DISCLAIMER: All opinions in this column reflect the views of the author(s), not of Euractiv Media network.

For any hospital or nursing home or jail or other social institution, the much needed disinfectant is going to be supplied by the nearest ethanol plant. [Shutterstock/kikpokemon]

For 2020, hand sanitisers and disinfectants are what new iPhones and electric vehicles were for 2019. So, who are the Apples and Teslas of ethyl alcohol, asks Zoltán Szabó and explains how a climate solution is being turned into health assistance.

Zoltán Szabó is a Hungarian sustainability consultant in the bioeconomy.

Two billion kilos of alcohol is the “normal” size of the European alcohol market, but Europe actually has a reserve production capacity of an additional 6 billion kilos thanks to Europe’s fuel ethanol plants, which are working literally around the clock to tackle the current crisis.

They are getting huge amounts of ethanol to hospitals, nursing homes, power production facilities, government offices and other types of social institutions.

They are, almost overnight, optimising recipes for effective hand sanitisers (which should contain 80% alcohol) and then just making the stuff and getting it out to the public.

For any hospital or nursing home or jail or other social institution, the much-needed disinfectant is going to be supplied by the nearest ethanol plant.

The modern ethanol industry, delivering lifesaving solutions today, exists only thanks to Europe’s biofuel policies over the past 17 years. Ethanol is the most prominent biofuel in the world, but it is also a critical ingredient for pharmaceuticals, bio-plastics, bio-chemicals, food and many other necessities.

2020 is not even the first time that ethanol, despite having sometimes been misdescribed by urban idealistic campaigners, emerges as a solution and plays a vital role in a crisis.

In 2012, the Northern Hemisphere experienced a devastating drought. The United States produced 20% less corn than expected.  In 2002 or 1992 or 1982 if that had happened, world corn (and food) prices would have spiked.  But prices remained relatively stable and low.

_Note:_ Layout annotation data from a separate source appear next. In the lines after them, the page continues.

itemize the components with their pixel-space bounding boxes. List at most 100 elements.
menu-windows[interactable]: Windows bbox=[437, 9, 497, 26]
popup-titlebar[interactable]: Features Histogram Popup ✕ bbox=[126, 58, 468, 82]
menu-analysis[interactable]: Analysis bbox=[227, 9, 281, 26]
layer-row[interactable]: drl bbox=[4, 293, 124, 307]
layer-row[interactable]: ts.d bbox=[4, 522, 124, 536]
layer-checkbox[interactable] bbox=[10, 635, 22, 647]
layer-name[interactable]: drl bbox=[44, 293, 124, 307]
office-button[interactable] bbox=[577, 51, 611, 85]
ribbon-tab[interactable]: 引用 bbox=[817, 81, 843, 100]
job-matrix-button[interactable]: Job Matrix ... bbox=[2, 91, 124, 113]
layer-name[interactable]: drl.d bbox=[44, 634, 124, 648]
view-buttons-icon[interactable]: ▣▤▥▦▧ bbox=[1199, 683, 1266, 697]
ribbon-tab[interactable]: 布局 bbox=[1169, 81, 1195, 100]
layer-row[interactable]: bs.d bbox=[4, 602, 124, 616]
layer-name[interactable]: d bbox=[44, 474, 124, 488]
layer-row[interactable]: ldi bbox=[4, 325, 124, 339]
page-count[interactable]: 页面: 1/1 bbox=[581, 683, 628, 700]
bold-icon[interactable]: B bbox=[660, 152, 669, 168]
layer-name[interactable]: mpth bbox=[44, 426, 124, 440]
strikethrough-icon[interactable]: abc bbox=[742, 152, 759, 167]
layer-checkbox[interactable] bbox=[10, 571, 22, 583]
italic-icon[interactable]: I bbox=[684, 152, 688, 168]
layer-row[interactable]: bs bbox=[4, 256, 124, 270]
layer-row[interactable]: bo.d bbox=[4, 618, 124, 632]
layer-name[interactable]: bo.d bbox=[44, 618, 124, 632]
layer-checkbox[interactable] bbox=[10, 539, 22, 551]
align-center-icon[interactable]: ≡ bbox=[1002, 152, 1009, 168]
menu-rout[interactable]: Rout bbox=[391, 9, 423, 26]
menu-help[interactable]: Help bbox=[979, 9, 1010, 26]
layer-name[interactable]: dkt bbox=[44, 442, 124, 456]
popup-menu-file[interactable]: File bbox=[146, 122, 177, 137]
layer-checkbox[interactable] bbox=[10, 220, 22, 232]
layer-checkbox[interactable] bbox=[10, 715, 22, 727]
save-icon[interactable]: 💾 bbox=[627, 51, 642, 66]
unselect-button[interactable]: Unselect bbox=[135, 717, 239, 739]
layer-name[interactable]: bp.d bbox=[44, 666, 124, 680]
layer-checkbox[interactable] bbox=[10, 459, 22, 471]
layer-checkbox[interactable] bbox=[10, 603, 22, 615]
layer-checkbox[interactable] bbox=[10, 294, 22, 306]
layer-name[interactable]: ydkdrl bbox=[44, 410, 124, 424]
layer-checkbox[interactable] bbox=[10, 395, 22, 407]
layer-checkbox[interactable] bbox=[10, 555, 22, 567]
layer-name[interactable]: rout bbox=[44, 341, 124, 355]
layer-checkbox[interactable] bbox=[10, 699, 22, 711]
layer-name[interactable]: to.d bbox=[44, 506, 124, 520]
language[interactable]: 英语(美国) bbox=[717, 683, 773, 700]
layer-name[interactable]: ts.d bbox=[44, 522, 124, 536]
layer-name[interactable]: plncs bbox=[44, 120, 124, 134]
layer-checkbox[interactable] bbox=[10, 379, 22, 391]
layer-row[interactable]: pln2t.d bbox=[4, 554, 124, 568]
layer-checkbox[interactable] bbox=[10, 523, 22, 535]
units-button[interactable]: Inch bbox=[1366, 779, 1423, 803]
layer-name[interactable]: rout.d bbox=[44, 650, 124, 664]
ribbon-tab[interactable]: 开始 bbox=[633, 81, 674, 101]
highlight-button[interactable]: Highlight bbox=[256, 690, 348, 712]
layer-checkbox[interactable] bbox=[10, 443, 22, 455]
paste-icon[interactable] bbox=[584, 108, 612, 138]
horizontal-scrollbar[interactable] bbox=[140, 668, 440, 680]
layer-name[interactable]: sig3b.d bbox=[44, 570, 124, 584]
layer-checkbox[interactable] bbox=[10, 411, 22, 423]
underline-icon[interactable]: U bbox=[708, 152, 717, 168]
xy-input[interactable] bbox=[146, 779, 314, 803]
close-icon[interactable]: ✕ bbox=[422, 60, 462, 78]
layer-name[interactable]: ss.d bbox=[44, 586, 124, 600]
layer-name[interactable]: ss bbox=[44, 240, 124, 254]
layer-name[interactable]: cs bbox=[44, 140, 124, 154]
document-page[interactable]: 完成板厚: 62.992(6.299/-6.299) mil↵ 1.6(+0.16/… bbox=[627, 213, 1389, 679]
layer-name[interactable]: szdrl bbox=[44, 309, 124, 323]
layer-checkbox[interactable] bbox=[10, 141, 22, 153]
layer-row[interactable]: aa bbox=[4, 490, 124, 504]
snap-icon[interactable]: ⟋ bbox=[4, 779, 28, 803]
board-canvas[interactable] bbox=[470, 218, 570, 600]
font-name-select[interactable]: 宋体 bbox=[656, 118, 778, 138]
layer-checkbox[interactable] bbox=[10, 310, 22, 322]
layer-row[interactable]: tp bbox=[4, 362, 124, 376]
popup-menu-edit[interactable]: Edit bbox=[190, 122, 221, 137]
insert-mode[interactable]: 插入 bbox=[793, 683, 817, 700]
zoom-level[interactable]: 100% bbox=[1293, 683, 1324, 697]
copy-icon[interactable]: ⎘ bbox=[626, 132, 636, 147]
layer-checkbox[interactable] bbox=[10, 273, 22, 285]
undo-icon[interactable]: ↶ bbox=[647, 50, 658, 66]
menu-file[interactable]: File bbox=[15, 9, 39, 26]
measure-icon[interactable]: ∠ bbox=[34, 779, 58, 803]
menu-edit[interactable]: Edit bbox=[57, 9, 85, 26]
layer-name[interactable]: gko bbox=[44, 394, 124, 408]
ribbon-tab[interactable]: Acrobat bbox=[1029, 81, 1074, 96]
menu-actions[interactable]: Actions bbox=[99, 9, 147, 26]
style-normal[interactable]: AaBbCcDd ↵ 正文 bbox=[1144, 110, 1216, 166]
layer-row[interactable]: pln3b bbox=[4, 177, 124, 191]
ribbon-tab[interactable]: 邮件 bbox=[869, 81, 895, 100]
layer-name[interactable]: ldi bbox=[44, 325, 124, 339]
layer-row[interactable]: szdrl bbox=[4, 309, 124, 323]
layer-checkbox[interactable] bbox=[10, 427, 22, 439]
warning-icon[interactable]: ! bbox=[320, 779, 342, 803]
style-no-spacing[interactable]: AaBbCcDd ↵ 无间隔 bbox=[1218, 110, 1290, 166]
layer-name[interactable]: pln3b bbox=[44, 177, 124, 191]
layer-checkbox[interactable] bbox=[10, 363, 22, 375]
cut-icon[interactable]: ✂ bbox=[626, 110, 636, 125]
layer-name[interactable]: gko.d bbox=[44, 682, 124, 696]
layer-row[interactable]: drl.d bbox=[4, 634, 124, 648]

What happened was that US farmers had in the decade prior increased their corn yields in response to US biofuel policies by making large scale investments into their land.

As a result, a significant part of the US corn crop going to biofuel plants wasn’t being diverted from other uses (which was and remains the conventional wisdom); it was corn that simply wouldn’t have been grown.

When the drought hit, this “extra” corn was available for all uses, not just ethanol, and as a result, the price increase was mitigated.  Much less corn was used for ethanol production that had been predicted.

The “inflexible mandate” that was at the centre of anti-biofuel discussions turned out in the real world to be a “flexible mandate”.  By encouraging greater on-farm productivity, the ethanol industry turned a devastating drought into a non-event for global food security.

For these and similar reasons the FAO suggests moving from the food versus fuel debate to a food and fuel debate.  Both the IEA and the IPCC counts on biofuels as a key transport decarbonisation measure in the 2030 timeframe.

And perhaps the truly accurate way to approach the debate is to appreciate that biofuels, especially ethanol, are food and fuel and a bit of flexibility.